First, the theory: If a \section is followed by a \subsubsection, it will be numbered n.0.1 where n is the section number. So all you need to do is list all the numbers of the sections, and search for zeroes!

RefTeX makes this easy to do if you are using emacs. Just do C-c = (that is, Ctrl+c and then =). This opens up the reftex window which lists sections. Pressing l in this window will list all the labels too. Neat, huh? Also, this will list not just the current document's sections, but the other sections in other documents \included in the document listed as TeX-master. Ultra cool.

But anyway. How does this help with the current problem? Well, the reftex buffer – despite all its obvious coolness – is just plain text. We can search plain text. C-s searches forward, C-r searches backward. So C-s .0 should search for .0 in the buffer. Odds are that instances of faulty hierarchy are spotted this way.

What's cool about this method is that it allows you to fix problems easily.
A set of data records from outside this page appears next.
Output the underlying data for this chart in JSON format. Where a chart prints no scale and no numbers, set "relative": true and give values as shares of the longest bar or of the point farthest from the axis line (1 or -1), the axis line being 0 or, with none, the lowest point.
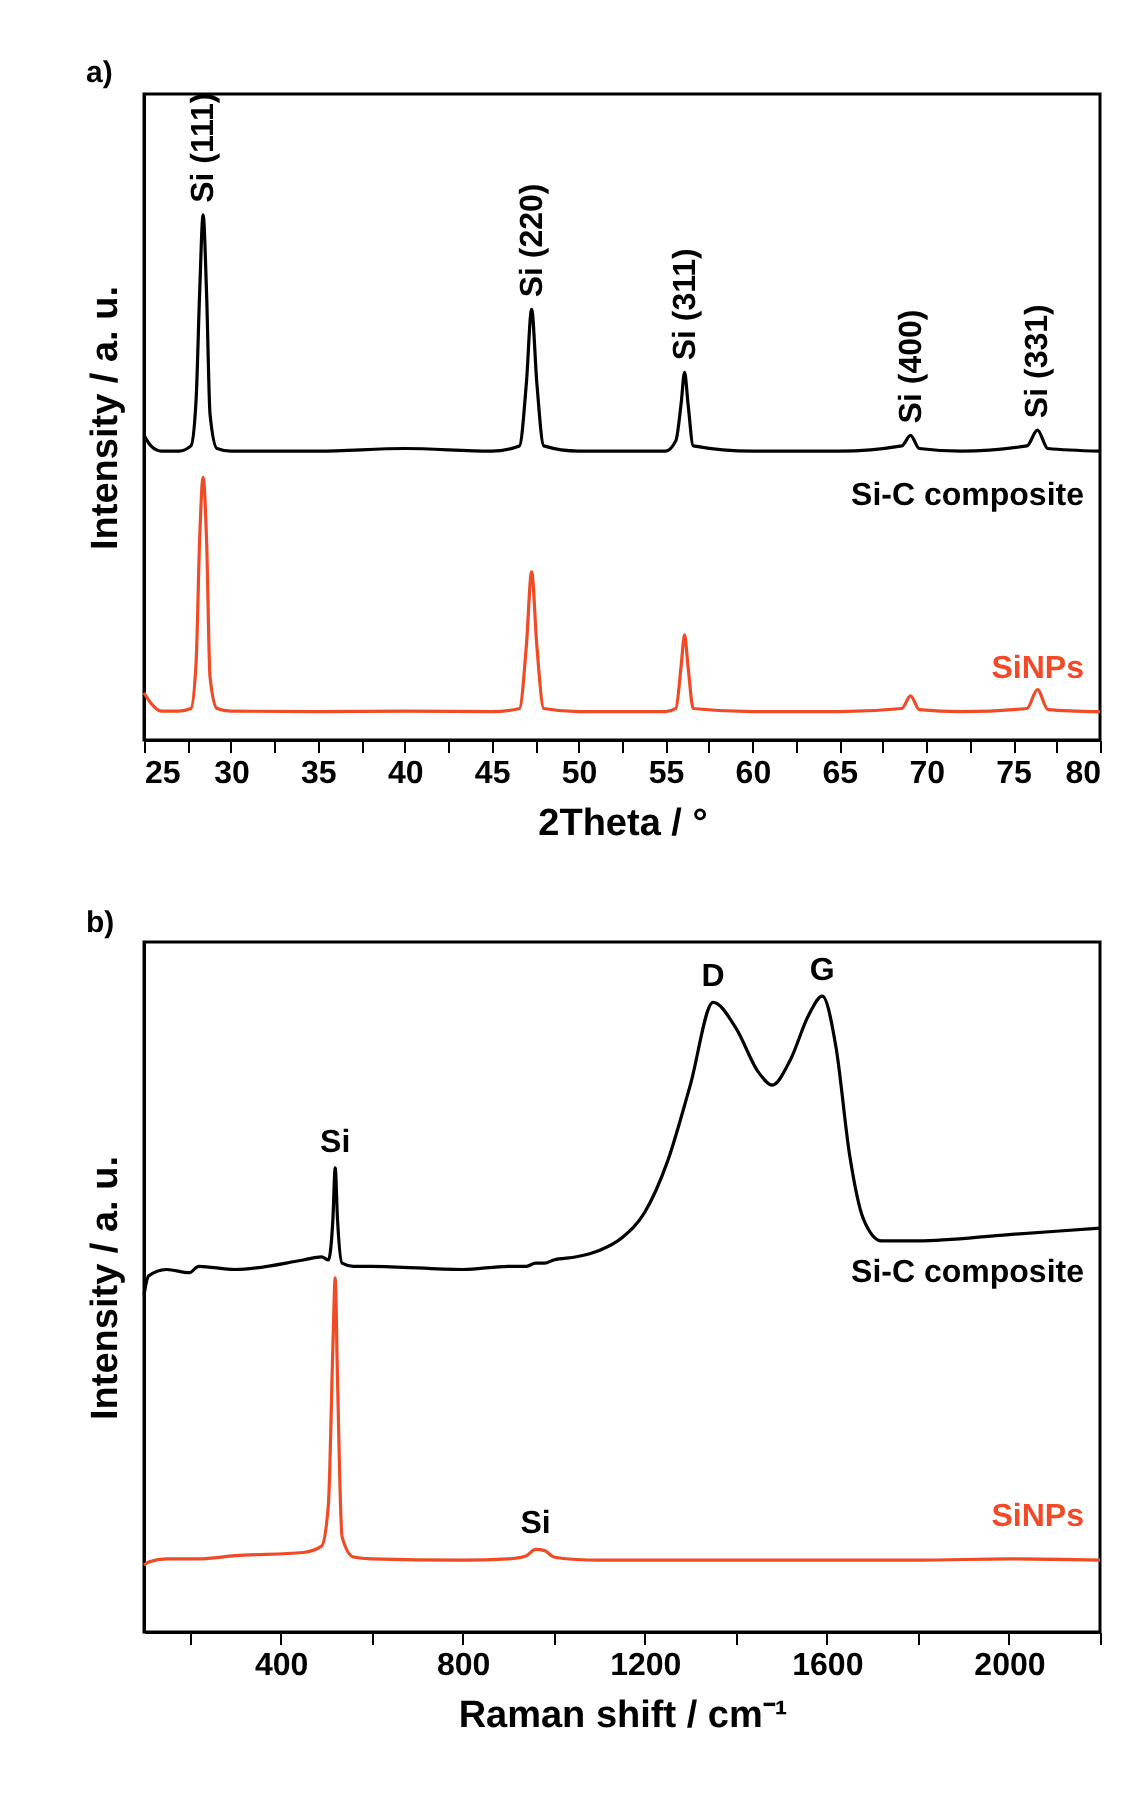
{
  "chart_data": [
    {
      "type": "line",
      "title": "a)",
      "xlabel": "2Theta / °",
      "ylabel": "Intensity / a. u.",
      "relative": true,
      "tick_labels": "x",
      "legend": false,
      "xlim": [
        25,
        80
      ],
      "xticks": [
        25,
        {
          "value": 27.5,
          "label": null
        },
        30,
        {
          "value": 32.5,
          "label": null
        },
        35,
        {
          "value": 37.5,
          "label": null
        },
        40,
        {
          "value": 42.5,
          "label": null
        },
        45,
        {
          "value": 47.5,
          "label": null
        },
        50,
        {
          "value": 52.5,
          "label": null
        },
        55,
        {
          "value": 57.5,
          "label": null
        },
        60,
        {
          "value": 62.5,
          "label": null
        },
        65,
        {
          "value": 67.5,
          "label": null
        },
        70,
        {
          "value": 72.5,
          "label": null
        },
        75,
        {
          "value": 77.5,
          "label": null
        },
        80
      ],
      "x": [
        25,
        25.4,
        26,
        27,
        27.7,
        28.0,
        28.2,
        28.4,
        28.6,
        28.8,
        29.2,
        30,
        35,
        40,
        45,
        46.6,
        47.0,
        47.3,
        47.6,
        48.0,
        50,
        55,
        55.6,
        55.9,
        56.1,
        56.3,
        56.6,
        60,
        65,
        68.6,
        69.1,
        69.6,
        72,
        75.8,
        76.4,
        77.0,
        80
      ],
      "series": [
        {
          "name": "Si-C composite",
          "color": "#000000",
          "values": [
            0.58,
            0.56,
            0.55,
            0.55,
            0.56,
            0.65,
            0.85,
            1.0,
            0.85,
            0.62,
            0.555,
            0.55,
            0.55,
            0.555,
            0.55,
            0.56,
            0.68,
            0.82,
            0.68,
            0.56,
            0.55,
            0.55,
            0.57,
            0.64,
            0.7,
            0.64,
            0.56,
            0.55,
            0.55,
            0.56,
            0.58,
            0.555,
            0.55,
            0.56,
            0.59,
            0.555,
            0.55
          ]
        },
        {
          "name": "SiNPs",
          "color": "#f04a26",
          "values": [
            0.09,
            0.07,
            0.055,
            0.055,
            0.06,
            0.15,
            0.38,
            0.5,
            0.38,
            0.12,
            0.06,
            0.055,
            0.054,
            0.055,
            0.054,
            0.06,
            0.18,
            0.32,
            0.18,
            0.06,
            0.054,
            0.054,
            0.06,
            0.14,
            0.2,
            0.14,
            0.06,
            0.054,
            0.054,
            0.06,
            0.084,
            0.058,
            0.054,
            0.06,
            0.096,
            0.058,
            0.054
          ]
        }
      ],
      "annotations": [
        {
          "text": "Si (111)",
          "x": 28.4,
          "y": 1.0
        },
        {
          "text": "Si (220)",
          "x": 47.3,
          "y": 0.82
        },
        {
          "text": "Si (311)",
          "x": 56.1,
          "y": 0.7
        },
        {
          "text": "Si (400)",
          "x": 69.1,
          "y": 0.58
        },
        {
          "text": "Si (331)",
          "x": 76.4,
          "y": 0.59
        }
      ]
    },
    {
      "type": "line",
      "title": "b)",
      "xlabel": "Raman shift / cm⁻¹",
      "ylabel": "Intensity / a. u.",
      "relative": true,
      "tick_labels": "x",
      "legend": false,
      "xlim": [
        100,
        2200
      ],
      "xticks": [
        {
          "value": 200,
          "label": null
        },
        400,
        {
          "value": 600,
          "label": null
        },
        800,
        {
          "value": 1000,
          "label": null
        },
        1200,
        {
          "value": 1400,
          "label": null
        },
        1600,
        {
          "value": 1800,
          "label": null
        },
        2000,
        {
          "value": 2200,
          "label": null
        }
      ],
      "x": [
        100,
        110,
        150,
        200,
        220,
        300,
        450,
        490,
        505,
        515,
        520,
        525,
        535,
        560,
        600,
        800,
        900,
        940,
        960,
        980,
        1000,
        1050,
        1100,
        1150,
        1200,
        1250,
        1300,
        1350,
        1400,
        1450,
        1480,
        1520,
        1560,
        1590,
        1620,
        1650,
        1680,
        1720,
        1800,
        2000,
        2200
      ],
      "series": [
        {
          "name": "Si-C composite",
          "color": "#000000",
          "values": [
            0.53,
            0.56,
            0.57,
            0.565,
            0.575,
            0.57,
            0.585,
            0.59,
            0.585,
            0.65,
            0.73,
            0.65,
            0.58,
            0.575,
            0.575,
            0.57,
            0.575,
            0.575,
            0.58,
            0.58,
            0.585,
            0.59,
            0.6,
            0.62,
            0.66,
            0.74,
            0.86,
            0.99,
            0.95,
            0.88,
            0.86,
            0.9,
            0.97,
            1.0,
            0.92,
            0.75,
            0.65,
            0.615,
            0.615,
            0.625,
            0.635
          ]
        },
        {
          "name": "SiNPs",
          "color": "#f04a26",
          "values": [
            0.105,
            0.11,
            0.115,
            0.115,
            0.115,
            0.12,
            0.125,
            0.135,
            0.2,
            0.45,
            0.557,
            0.4,
            0.15,
            0.118,
            0.115,
            0.113,
            0.115,
            0.12,
            0.13,
            0.128,
            0.118,
            0.114,
            0.113,
            0.113,
            0.113,
            0.113,
            0.113,
            0.113,
            0.113,
            0.113,
            0.113,
            0.113,
            0.113,
            0.113,
            0.113,
            0.113,
            0.113,
            0.113,
            0.113,
            0.115,
            0.113
          ]
        }
      ],
      "annotations": [
        {
          "text": "Si",
          "x": 520,
          "y": 0.73
        },
        {
          "text": "Si",
          "x": 960,
          "y": 0.13
        },
        {
          "text": "D",
          "x": 1350,
          "y": 0.99
        },
        {
          "text": "G",
          "x": 1590,
          "y": 1.0
        }
      ]
    }
  ]
}
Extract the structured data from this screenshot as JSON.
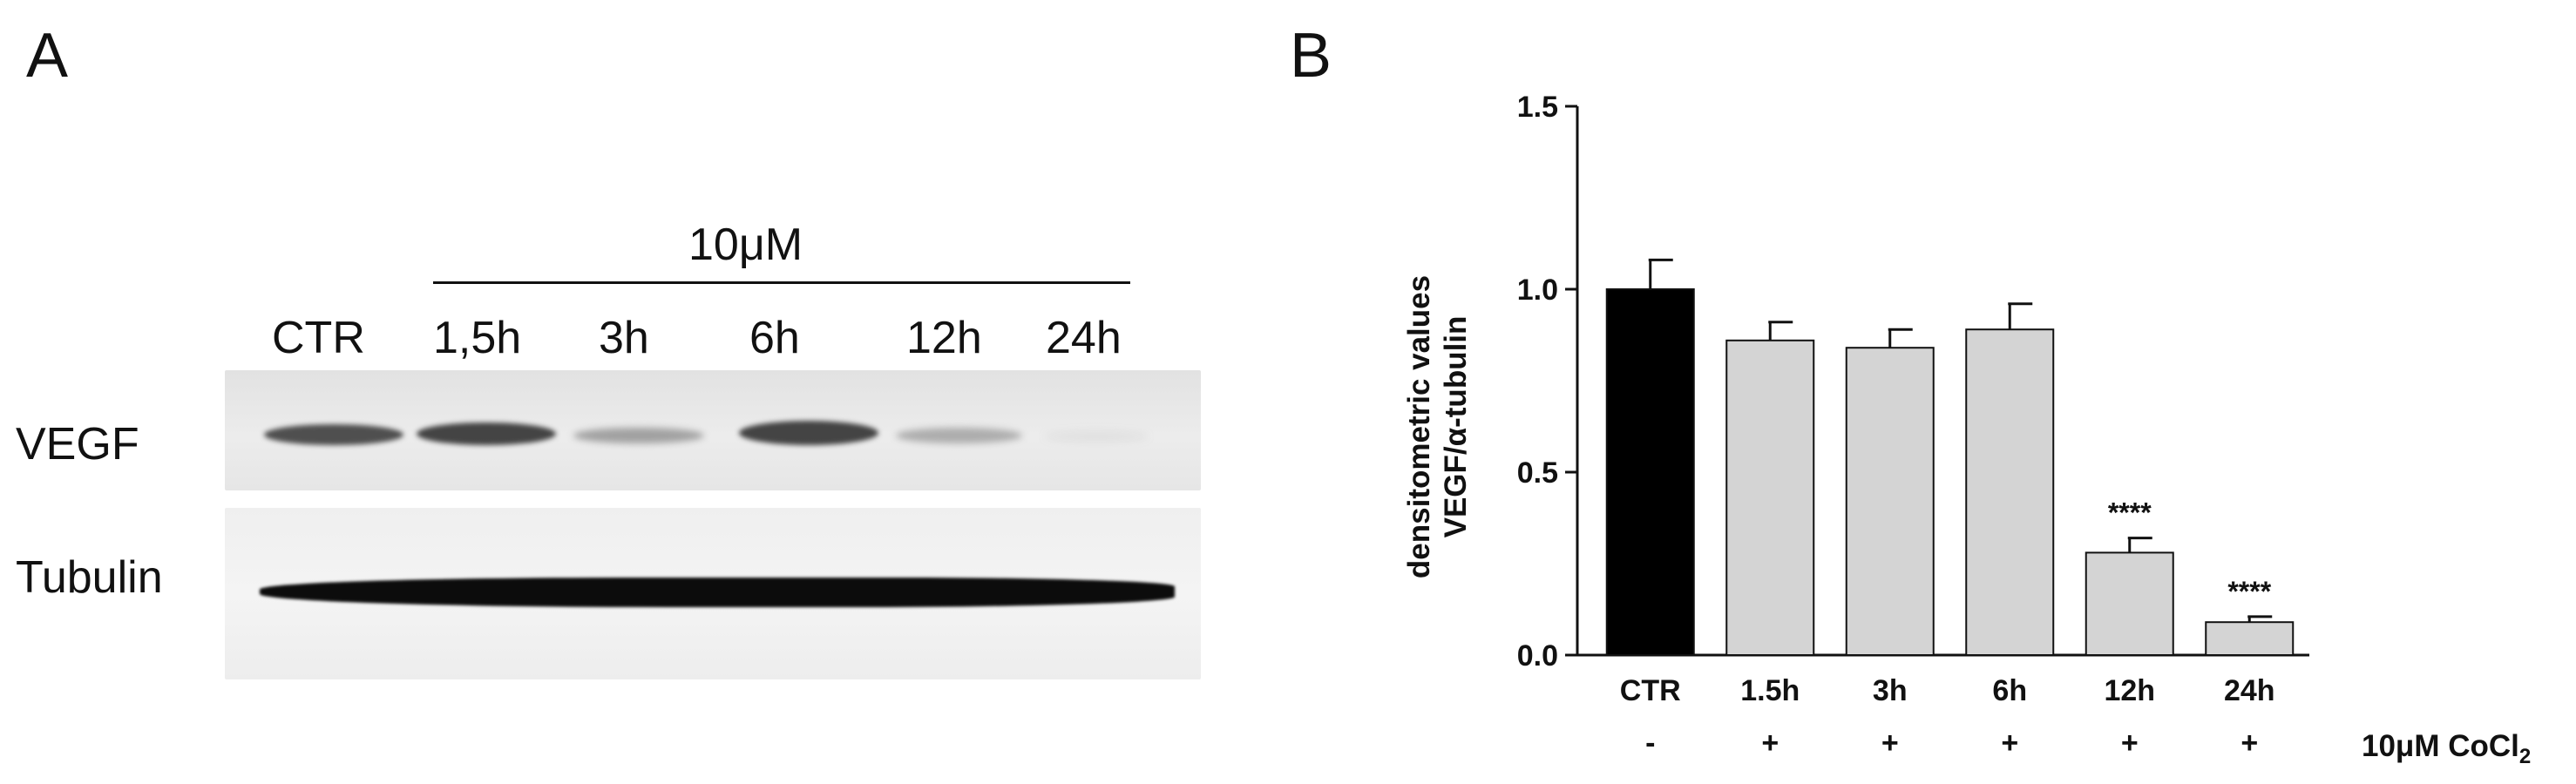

Let's say you see this:

broken sectioning

(apologies for the dodgy colour scheme. I've not got around to fixing it). There are two ways you might want to fix this. First, you might want to add a new subsection above Broken. Press enter, and reftex will move you to the the part of the file where \subsubsection{Broken!} is. So just move up a couple of lines and do C-c C-s to add a new section-type command.

But this is the cool bit. Say, instead, you just want to change the level of Broken to subsection. From within the reftex buffer, you can use < and > to move a section-type command up and down a level respectively. So pressing < with 2.0.1 Broken! will change it into a subsection 2.1 Broken!. Now, that is cool.